The Reserve Bank of Australia (RBA) on Friday gave up its control of bonds, with yields on Australian sovereigns surging to more than seven times the intended level.
The RBA declined to defend its 0.1% target for the key April 2024 bond and speculators sent the yield soaring to 0.75% while yields on three-year bonds recorded their biggest monthly increase since 1994. Yields move inversely to bond prices.
In July, RBA governor Philip Lowe said the central bank’s board had decided to retain the April 2024 bond at the yield target of 10 basis points and continue buying government bonds after the completion of the current purchase programme in early September.
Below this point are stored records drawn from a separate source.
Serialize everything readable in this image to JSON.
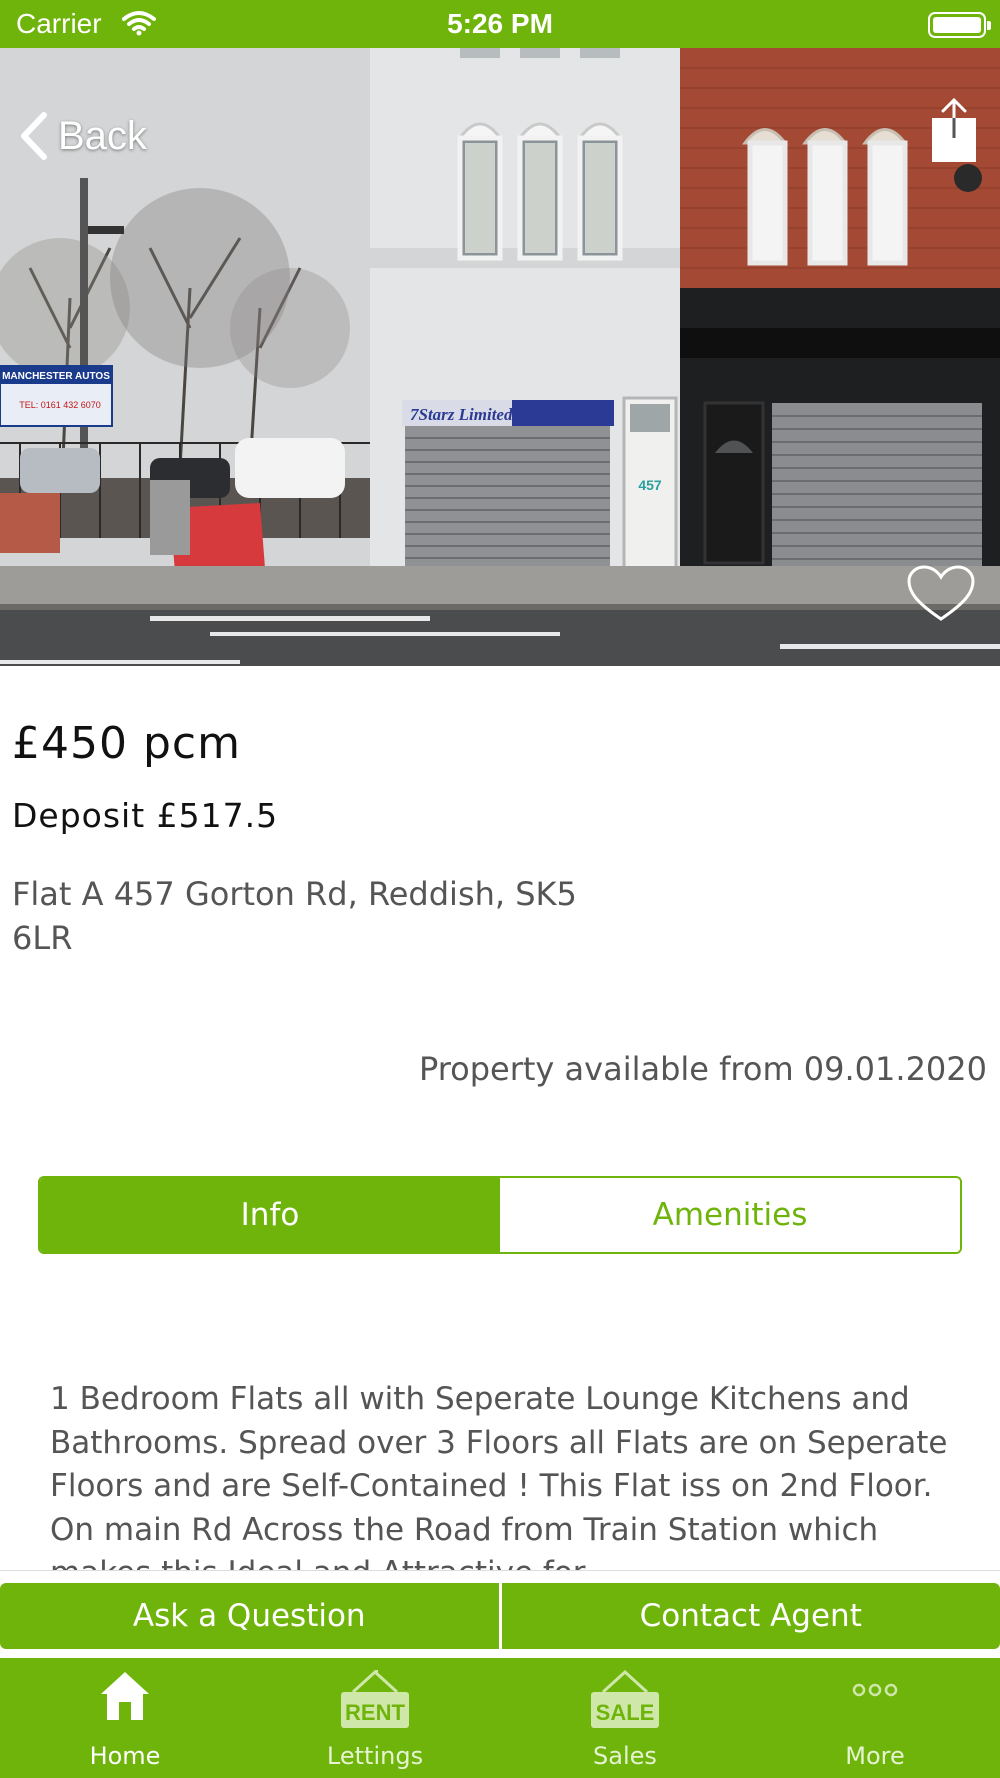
{
  "status_bar": {
    "carrier": "Carrier",
    "time": "5:26 PM"
  },
  "hero": {
    "back_label": "Back",
    "shop_sign_text": "7Starz Limited",
    "dealer_sign_text": "MANCHESTER AUTOS",
    "dealer_phone": "TEL: 0161 432 6070",
    "door_number": "457"
  },
  "listing": {
    "price": "£450 pcm",
    "deposit": "Deposit £517.5",
    "address": "Flat A 457 Gorton Rd, Reddish, SK5 6LR",
    "availability": "Property available from 09.01.2020"
  },
  "segmented_control": {
    "info_label": "Info",
    "amenities_label": "Amenities",
    "selected": "Info"
  },
  "description": "1 Bedroom Flats all with Seperate Lounge Kitchens and Bathrooms. Spread over 3 Floors all Flats are on Seperate Floors and are Self-Contained ! This Flat iss on 2nd Floor. On main Rd Across the Road from Train Station which makes this Ideal and Attractive for",
  "actions": {
    "ask_label": "Ask a Question",
    "contact_label": "Contact Agent"
  },
  "tab_bar": {
    "tabs": [
      {
        "label": "Home",
        "icon": "home-icon"
      },
      {
        "label": "Lettings",
        "icon": "rent-sign-icon",
        "icon_text": "RENT"
      },
      {
        "label": "Sales",
        "icon": "sale-sign-icon",
        "icon_text": "SALE"
      },
      {
        "label": "More",
        "icon": "more-dots-icon"
      }
    ],
    "active": "Home"
  },
  "colors": {
    "brand_green": "#6fb40a",
    "text_grey": "#555555"
  }
}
“These purchases will be at the rate of $4 billion a week until at least mid November,” Lowe said.
Economists say RBA could drop its yield targeting programme as early as November 2, when the central bank’s monetary policy board is scheduled to meet again.
“Given that the RBA refrained from intervening this week to prevent the yield on the April 2024 bond from surging far above its 0.1% target, we now expect the bank to signal that rates will rise before 2024 at next week’s meeting,” Marcel Thieliant, senior Japan, Australia and New Zealand economist at Capital Economics, said.
“That means that the yield target will no longer be fit for purpose and we expect it to be ditched altogether.”
Meanwhile, the RBA’s preferred measure of underlying inflation rose to 2.1% in the third quarter.
“While we don’t expect the bank to take immediate action following these data, its forecasts for inflation are likely to be upgraded,” Micaela Fuchila, a Bank of America economist in Sydney, said.
“This will likely challenge the RBA’s view that rates will remain unchanged until 2024,” she added.
The RBA is keeping a close eye on wage growth to determine whether a hawkish shift is warranted, according to analysts at BCA Research.
“The RBA’s decision not to defend its yield target this week is a form of monetary tightening,” they said. “Our foreign exchange strategists are bullish on the outlook for the Aussie dollar which would benefit from a hawkish surprise.”